O dizer poético das tragédias de Sófocles  , portanto, realiza o Ser dos seres humanos como moradia. Ele o faz ao encenar cuidadosamente, ou seja, ao trazer à plena revelação, o desdobramento de tal habitação em seu próprio tempo e situação. Os pensadores e poetas, prossegue Heidegger, “guardam” ou cuidam da propriedade da habitação humana ao realizar a manifestação do Ser, ao levar essa manifestação a seu pleno desdobramento, e isso ocorre como seu dizer e contar do Ser. Quando esse relato acontece, o Ser em si vem à tona e é “preservado” na linguagem. [2] Os seres humanos se manifestam em sua relação com o Ser, ou seja, na maneira como habitam em meio aos entes como um todo.

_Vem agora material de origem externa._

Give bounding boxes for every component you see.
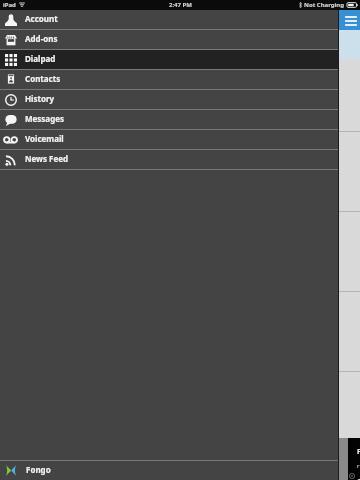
staticText: F (357, 447, 360, 457)
button[interactable]: News Feed (0, 150, 339, 169)
staticText: 2:47 PM (169, 1, 192, 9)
button[interactable]: Voicemail (0, 130, 339, 149)
button[interactable]: Dialpad (0, 50, 339, 69)
staticText: Add-ons (25, 33, 58, 44)
button[interactable]: Add-ons (0, 30, 339, 49)
button[interactable]: History (0, 90, 339, 109)
button[interactable]: Account (0, 10, 339, 29)
staticText: Dialpad (25, 53, 56, 64)
staticText: Fongo (26, 464, 51, 475)
staticText: Not Charging (304, 1, 345, 9)
staticText: Account (25, 13, 58, 24)
staticText: r (357, 462, 360, 470)
button[interactable]: Messages (0, 110, 339, 129)
staticText: Contacts (25, 73, 61, 84)
staticText: Voicemail (25, 133, 64, 144)
staticText: Messages (25, 113, 64, 124)
staticText: History (25, 93, 55, 104)
staticText: iPad (3, 1, 16, 9)
button[interactable]: Open navigation menu (345, 15, 357, 26)
button[interactable]: Contacts (0, 70, 339, 89)
staticText: News Feed (25, 153, 69, 164)
button[interactable]: Fongo (0, 461, 339, 480)
staticText: C (357, 477, 360, 480)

Ver online : William McNeill


MCNEILL, William. The Time of Life. Heidegger and Ethos. New York: State University of New York Press, 2006


[1Nas observações a seguir, o termo poético deve ser tomado no sentido amplo do grego poiesis ou do alemão Dichtung. Não significa que devemos nos preocupar principalmente com “poesia” no sentido restrito e, portanto, talvez seja melhor traduzi-lo como “poiético”.

[2“Ser em si” aqui significa Ser em seu acontecimento; pois tal preservação em si acontece somente quando tal relato acontece, e o evento da linguagem é, como ação originária, sempre finito, isto é, singular e único. Sobre “preservação” (Bewahrung), ver “The Origin of the Work of Art” (1936).